What advice would he give to publishers who were not party to the suit but whose electronic archives may contain freelance material without the proper clearances? “I’d tell them to engage in a conversation with us about this. Let’s arrive at a starting point. What are your concerns and how do you see this? How do you work out the logistics, how do you locate people? We are not emphasizing the money issue. But if you go down the other road and adopt the New York Times’ confrontational stance, you’ll wind up with a painful and harmful approach that will not benefit the industry.”

Tasini dismissed the Times’ public statements that it would have to negotiate separately with 27,000 individual writers. “That’s preposterous,” he said. “That’s why you get the court to certify a class action.”

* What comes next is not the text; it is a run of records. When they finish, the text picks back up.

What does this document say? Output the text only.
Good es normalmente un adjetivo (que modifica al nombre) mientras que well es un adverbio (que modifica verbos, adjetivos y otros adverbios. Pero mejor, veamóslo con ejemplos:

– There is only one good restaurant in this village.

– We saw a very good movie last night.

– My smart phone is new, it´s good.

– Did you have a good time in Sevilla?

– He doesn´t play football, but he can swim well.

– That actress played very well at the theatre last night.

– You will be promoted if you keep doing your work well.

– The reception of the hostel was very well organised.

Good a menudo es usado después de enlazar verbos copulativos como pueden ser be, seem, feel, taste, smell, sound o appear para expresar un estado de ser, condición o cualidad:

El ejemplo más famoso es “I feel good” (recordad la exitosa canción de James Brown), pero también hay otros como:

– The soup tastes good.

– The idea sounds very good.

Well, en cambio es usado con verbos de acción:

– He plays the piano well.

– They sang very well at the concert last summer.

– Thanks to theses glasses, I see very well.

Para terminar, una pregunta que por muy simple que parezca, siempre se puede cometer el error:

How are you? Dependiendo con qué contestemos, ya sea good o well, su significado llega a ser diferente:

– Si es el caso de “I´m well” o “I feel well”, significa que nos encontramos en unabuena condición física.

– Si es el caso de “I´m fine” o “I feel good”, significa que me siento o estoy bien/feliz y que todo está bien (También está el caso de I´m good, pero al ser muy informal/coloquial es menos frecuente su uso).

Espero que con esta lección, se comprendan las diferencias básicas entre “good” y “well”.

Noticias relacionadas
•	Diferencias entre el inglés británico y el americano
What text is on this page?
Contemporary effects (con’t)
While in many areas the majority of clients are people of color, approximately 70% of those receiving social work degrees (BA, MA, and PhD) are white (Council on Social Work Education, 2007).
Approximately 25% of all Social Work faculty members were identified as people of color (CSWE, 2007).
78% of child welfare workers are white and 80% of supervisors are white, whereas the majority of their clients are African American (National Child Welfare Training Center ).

Other court actions that bear on the issue of freelance rights are now poised to move forward, and on July 3 the Authors Guild filed a copyright infringement suit against the Times that paralleled the case decided by the high court. “I don’t think it benefits the industry to let those class actions go forward when the alternative is a process of negotiation,” Tasini said.

Will Tasini still consider the court ruling a victory if, in the end, freelance writers receive not an extra penny for their archived articles? “Absolutely, because we’ll have control over our own work,” he said. “There may be some inconvenience for those using a commercial service like Lexis, but this is not something the average person uses. People can still go down to the good old public library and look up articles in print or in microfiche.”

Database companies: Caught in the middle

Caught squarely in the middle of all this are the database vendors.

“We’re going to take the lead from our content providers,” said Sabosik of Factiva, a business news provider founded in May 1999 that provides articles from 8,000 sources. “We look to them to secure the appropriate rights. Our agreement is with the content providers, not with the writers.”

Westlaw, which provides attorneys, legal researchers and law librarians with access to 15,000 databases — a third of them news databases — has been an online information provider for 26 years. “Our relationships with both publishers and writers are valuable to West Group, and so we want to ensure that publishers have the proper authorizations to redistribute all the materials they provide us with,” Augustine said. “We’ve had those contractual arrangements in place for years, so this ruling doesn’t change how we do business.”

Harmer of NewsBank said, “If you’re uncertain if you have the electronic rights to any of the content in our database, we ask that you respond asap so we can sort through this. We could be looking at a lot of labor involved.”

That seems to be the one certainty about this case.